Prove that the polynomial $(x-1)(x-2)\cdots(x-n) + 1$, $ n\ge1 $, $ n\ne4 $ is irreducible over $\mathbb Z$

Question

I try to solve this problem. I seems to come close to the end but I can't get the conclusion. Can someone help me complete my proof. Thanks

Show that the polynomial $h(x) = (x-1)(x-2)\cdots(x-n) + 1$ is irreducible over $\mathbb Z$ for all $n\ge1$ and $ n\ne4$.

Suppose $h(x) = f(x) g(x)$, then we must have $f(i)g(i) = 1$ for all $i = 1,2,...n$. So both $f(i)$ and $g(i)$ are $1$ or $-1$. In either case, $m(x) = f(x) - g(x)$ has degree smaller than $n$ and have $n$ different roots ($1,2,...,n$). So we must have $m(x) = 0$. Then $h(x) = f(x)^{2}$. So $n$ must be even. Let $n = 2k$. Because $f(x)$ has degree $k$, there are $k$ values from $\{1,2,...,2k\}$ at which $f(x)$ is $1$ and $k$ values at which $f(x)$ is $-1$.

This is where I got stuck. Hope some one can help me solve this. Thanks.

Answer 1

AS @Calvin Lin suggest, I write down the complete answer here for someone who need.

From my deduction above, we must have $h(x) = f(x)^{2}$. And there are $k$ values from $\{1,2,...,2k\}$ at which $f(x)$ is $1$ and $k$ values at which $f(x)$ is $-1$.

Let $I$ is subset of $\{1,2,...,2k\}$ consists of elements at which $f(x)$ is $1$ and $J$ is subset of $\{1,2,...,2k\}$ consists elements at which $f(x)$ is $-1$. It's easy to see that if $n = 2$, then $h(x)$ is irreducible, and $n \neq 4$, so we just consider the case $n \ge 6$, which means that $k \ge 3$.

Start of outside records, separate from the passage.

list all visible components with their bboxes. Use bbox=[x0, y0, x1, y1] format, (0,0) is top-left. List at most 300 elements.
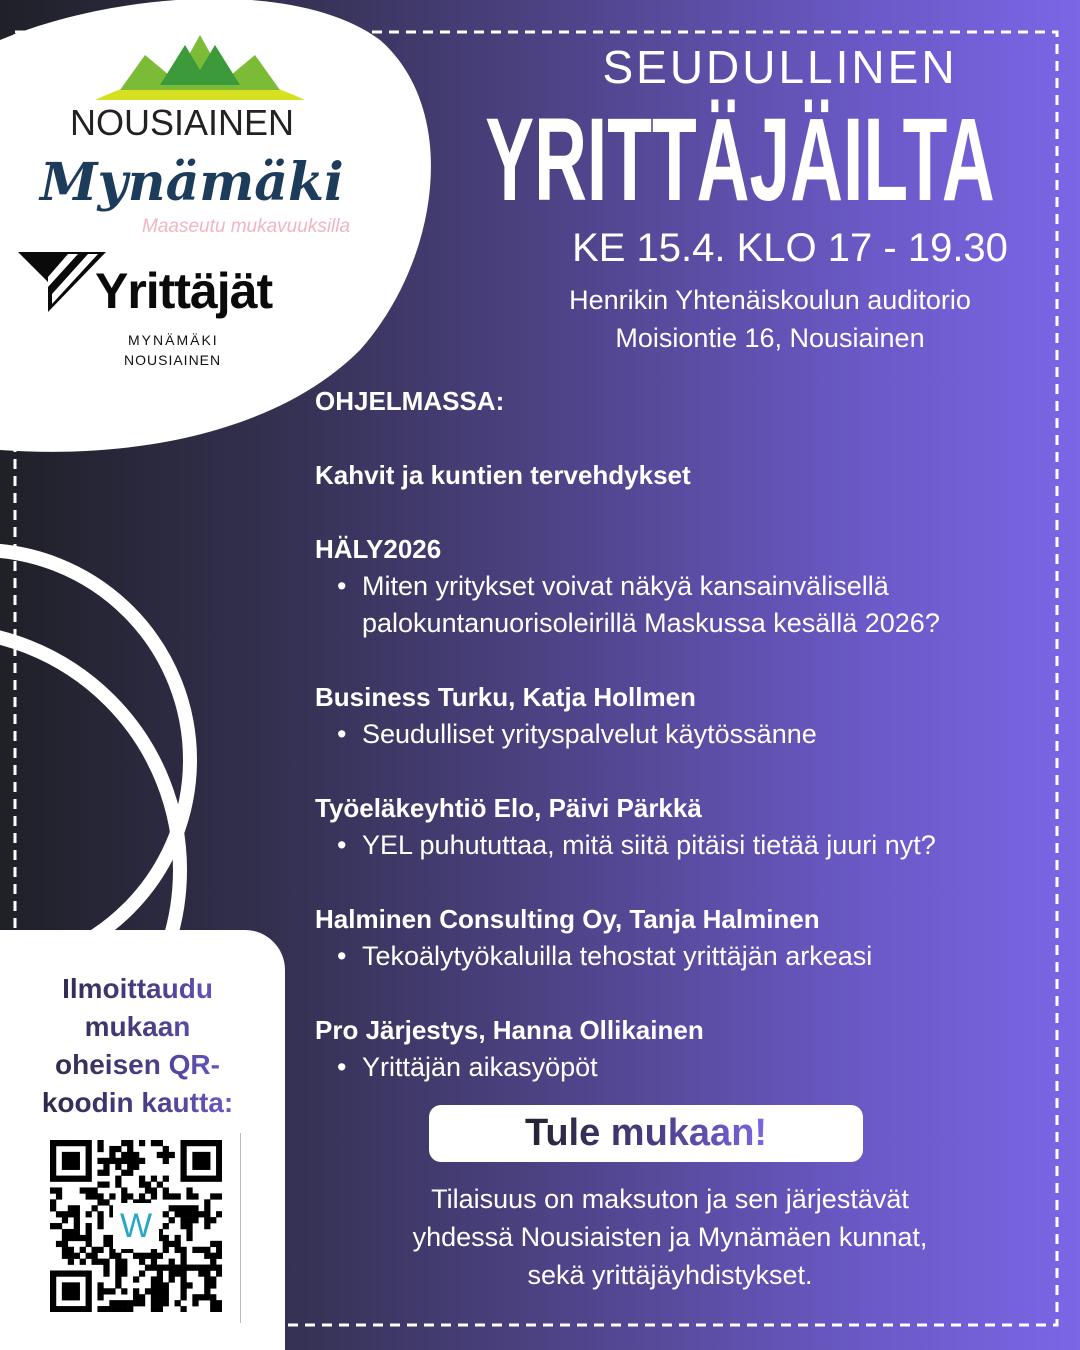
qr-module bbox=[198, 1176, 204, 1182]
qr-module bbox=[97, 1247, 103, 1253]
qr-module bbox=[109, 1146, 115, 1152]
qr-module bbox=[86, 1282, 92, 1288]
qr-module bbox=[62, 1282, 68, 1288]
qr-module bbox=[210, 1294, 216, 1300]
qr-module bbox=[180, 1205, 186, 1211]
qr-module bbox=[121, 1300, 127, 1306]
qr-module bbox=[180, 1146, 186, 1152]
program-item-bullet: • Tekoälytyökaluilla tehostat yrittäjän arkeasi bbox=[315, 938, 872, 975]
qr-module bbox=[204, 1253, 210, 1259]
qr-module bbox=[180, 1158, 186, 1164]
qr-module bbox=[157, 1265, 163, 1271]
qr-module bbox=[133, 1276, 139, 1282]
qr-module bbox=[92, 1205, 98, 1211]
qr-module bbox=[109, 1193, 115, 1199]
qr-module bbox=[50, 1205, 56, 1211]
registration-line: Ilmoittaudu bbox=[5, 970, 270, 1008]
qr-module bbox=[186, 1211, 192, 1217]
qr-module bbox=[145, 1253, 151, 1259]
qr-module bbox=[103, 1182, 109, 1188]
qr-module bbox=[157, 1253, 163, 1259]
qr-module bbox=[80, 1140, 86, 1146]
qr-module bbox=[86, 1306, 92, 1312]
qr-module bbox=[109, 1158, 115, 1164]
qr-module bbox=[163, 1282, 169, 1288]
qr-module bbox=[56, 1140, 62, 1146]
qr-module bbox=[86, 1241, 92, 1247]
qr-module bbox=[157, 1300, 163, 1306]
qr-module bbox=[86, 1158, 92, 1164]
qr-module bbox=[103, 1259, 109, 1265]
qr-module bbox=[74, 1152, 80, 1158]
qr-module bbox=[169, 1276, 175, 1282]
program-item-bullet-cont: palokuntanuorisoleirillä Maskussa kesällä 2026? bbox=[362, 608, 940, 638]
qr-module bbox=[50, 1282, 56, 1288]
qr-module bbox=[97, 1306, 103, 1312]
qr-module bbox=[151, 1265, 157, 1271]
qr-module bbox=[210, 1306, 216, 1312]
qr-module bbox=[192, 1211, 198, 1217]
qr-module bbox=[97, 1288, 103, 1294]
qr-module bbox=[175, 1193, 181, 1199]
qr-module bbox=[192, 1158, 198, 1164]
qr-module bbox=[204, 1199, 210, 1205]
qr-module bbox=[169, 1193, 175, 1199]
qr-module bbox=[169, 1270, 175, 1276]
qr-module bbox=[68, 1235, 74, 1241]
qr-module bbox=[50, 1276, 56, 1282]
qr-module bbox=[97, 1146, 103, 1152]
qr-module bbox=[216, 1146, 222, 1152]
qr-module bbox=[216, 1140, 222, 1146]
qr-module bbox=[169, 1205, 175, 1211]
qr-module bbox=[216, 1176, 222, 1182]
qr-module bbox=[186, 1229, 192, 1235]
qr-module bbox=[74, 1217, 80, 1223]
qr-module bbox=[56, 1211, 62, 1217]
qr-module bbox=[68, 1140, 74, 1146]
qr-module bbox=[151, 1176, 157, 1182]
qr-module bbox=[50, 1176, 56, 1182]
qr-module bbox=[68, 1270, 74, 1276]
event-venue: Henrikin Yhtenäiskoulun auditorio bbox=[569, 285, 971, 315]
qr-module bbox=[68, 1259, 74, 1265]
qr-module bbox=[127, 1152, 133, 1158]
qr-module bbox=[86, 1164, 92, 1170]
qr-module bbox=[86, 1187, 92, 1193]
qr-module bbox=[109, 1288, 115, 1294]
qr-module bbox=[180, 1164, 186, 1170]
qr-module bbox=[103, 1170, 109, 1176]
qr-module bbox=[86, 1276, 92, 1282]
qr-module bbox=[50, 1158, 56, 1164]
qr-module bbox=[151, 1253, 157, 1259]
qr-module bbox=[50, 1140, 56, 1146]
qr-module bbox=[127, 1306, 133, 1312]
leaf-icon bbox=[85, 30, 315, 110]
qr-module bbox=[74, 1282, 80, 1288]
qr-module bbox=[127, 1158, 133, 1164]
qr-module bbox=[163, 1158, 169, 1164]
qr-module bbox=[62, 1288, 68, 1294]
qr-module bbox=[210, 1282, 216, 1288]
qr-module bbox=[192, 1217, 198, 1223]
qr-module bbox=[210, 1253, 216, 1259]
registration-line: koodin kautta: bbox=[5, 1084, 270, 1122]
qr-module bbox=[103, 1158, 109, 1164]
qr-module bbox=[121, 1306, 127, 1312]
qr-module bbox=[186, 1282, 192, 1288]
qr-module bbox=[74, 1229, 80, 1235]
qr-module bbox=[216, 1300, 222, 1306]
qr-module bbox=[216, 1193, 222, 1199]
qr-module bbox=[121, 1259, 127, 1265]
qr-module bbox=[97, 1223, 103, 1229]
qr-module bbox=[186, 1265, 192, 1271]
qr-module bbox=[192, 1193, 198, 1199]
qr-module bbox=[210, 1217, 216, 1223]
qr-module bbox=[86, 1176, 92, 1182]
qr-module bbox=[103, 1265, 109, 1271]
registration-line: oheisen QR- bbox=[5, 1046, 270, 1084]
qr-module bbox=[121, 1140, 127, 1146]
qr-module bbox=[139, 1253, 145, 1259]
qr-module bbox=[175, 1300, 181, 1306]
qr-module bbox=[103, 1235, 109, 1241]
qr-module bbox=[86, 1152, 92, 1158]
qr-module bbox=[127, 1146, 133, 1152]
qr-module bbox=[103, 1270, 109, 1276]
qr-module bbox=[62, 1241, 68, 1247]
qr-module bbox=[97, 1182, 103, 1188]
qr-module bbox=[92, 1247, 98, 1253]
qr-module bbox=[192, 1205, 198, 1211]
qr-module bbox=[216, 1270, 222, 1276]
qr-module bbox=[163, 1187, 169, 1193]
qr-module bbox=[56, 1223, 62, 1229]
qr-module bbox=[163, 1193, 169, 1199]
qr-module bbox=[163, 1241, 169, 1247]
qr-module bbox=[151, 1306, 157, 1312]
qr-module bbox=[115, 1276, 121, 1282]
qr-module bbox=[133, 1288, 139, 1294]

Suppose $I$ consists of $1$. $J$ has at least $3$ distinct elements greater than $1$, so there exists an elment $u$ in $J$ such that $u - 1 \ge 3$. But we must have $u - 1 | f(u) - f(1) = -2$, contradiction.

Answer 2

For $n\geq 7$ the irreducibility follows from following criterion of Pólya (see Polynomials by Prasolov).

(Pólya). Let $f$ be a polynomial of degree $n$ with integer coefficients and define $m=\lfloor\frac{n+1}{2} \rfloor$. Suppose that, for $n$ different integers $a_1,\dots,a_n$ we have $|f(a_i)|<2^{-m}m!$ and the numbers $a_1,\dots,a_n$ are not roots of $f$. Then $f$ is irreducible.

Choose $a_i=i$ and for $n \geq 7$ the claim follows.